Suppose $ax \equiv 1(\mod n)$, then $ax - 1 = bn$ for some $b \in \mathbb{Z}$. So $1 = ax - bn$. So if $gcd(a,n) > 1$, then $gcd(a,n) | ax$, and $gcd(a,n) | bn$. So $gcd(a,n) | ax - bn = 1$, a contradiction. So $gcd(a,n) = 1$. Conversely, if $gcd(a,n) = 1$, then there are $x, b \in \mathbb{Z}$ such that $ax + bn = 1$. This means $ax \equiv 1(\mod n)$.

Answer 2

So $n \cdot y = a \cdot x - 1$ for some $y$. Rearrange this equation into the definition of $(a,n)=1$.

Answer 3

Consider the set of numbers $pa+qn$. If $M,N$ are numbers of this form so are the numbers $cM+dN$.

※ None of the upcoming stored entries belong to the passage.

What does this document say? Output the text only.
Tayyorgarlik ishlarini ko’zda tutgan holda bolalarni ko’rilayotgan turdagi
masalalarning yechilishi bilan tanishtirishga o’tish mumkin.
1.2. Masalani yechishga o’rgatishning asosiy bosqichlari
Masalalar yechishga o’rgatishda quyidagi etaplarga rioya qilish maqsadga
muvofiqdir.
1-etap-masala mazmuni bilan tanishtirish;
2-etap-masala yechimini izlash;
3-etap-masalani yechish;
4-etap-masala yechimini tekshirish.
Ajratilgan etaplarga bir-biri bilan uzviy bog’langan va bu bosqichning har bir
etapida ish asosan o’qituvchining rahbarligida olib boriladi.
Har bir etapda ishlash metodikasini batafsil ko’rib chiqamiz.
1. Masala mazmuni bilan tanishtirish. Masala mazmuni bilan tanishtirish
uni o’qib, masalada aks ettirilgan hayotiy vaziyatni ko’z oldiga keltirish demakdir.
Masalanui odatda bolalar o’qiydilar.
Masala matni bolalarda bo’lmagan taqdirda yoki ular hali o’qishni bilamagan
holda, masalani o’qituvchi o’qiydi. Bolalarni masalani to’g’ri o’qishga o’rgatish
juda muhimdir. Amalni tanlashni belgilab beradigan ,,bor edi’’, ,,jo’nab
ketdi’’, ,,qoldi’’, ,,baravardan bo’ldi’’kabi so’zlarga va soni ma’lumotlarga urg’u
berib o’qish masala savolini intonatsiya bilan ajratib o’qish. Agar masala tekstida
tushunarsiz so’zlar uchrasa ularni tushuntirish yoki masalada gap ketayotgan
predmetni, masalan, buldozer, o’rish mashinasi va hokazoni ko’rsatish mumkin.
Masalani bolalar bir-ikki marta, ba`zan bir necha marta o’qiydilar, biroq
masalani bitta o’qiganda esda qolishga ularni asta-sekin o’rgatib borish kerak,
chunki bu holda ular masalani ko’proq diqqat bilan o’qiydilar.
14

Now suppose $d$ is the least positive integer expressible in this form, and that $e$ is any positive integer represented in this way. Then $e=sd+r$ with $0\le r \lt d$ and $r=e-sd$ is represented. Since $d$ was the least positive integer and $r\lt d$ we must have $f=0$ and $e=sd$.

Hence any representable positive integer is divisible by $d$. So $a=1\cdot a+0 \cdot n$ is divisible by $d$ and so is $n$. Since $a$ and $n$ are relatively prime, and both are multiples of $d$, we must have $d=1$.

Now if $pa+qn=1$ we have $pa\equiv 1$ mod $n$.

Note this also can be used to show that the hcf $(a,n)=d$ can be represented in the form $pa+qn=d$ in the case that $a$ and $n$ are not relatively prime.

Answer 4

$\exists x\in\Bbb Z\!:\ ax\equiv c\pmod n\!\iff\! \exists x,y\in\Bbb Z\!:\ ax+ny = c\!\overset{\rm\ Bezout}\iff\!\gcd(a,n)\mid c.\ $ Let $\ c = 1.$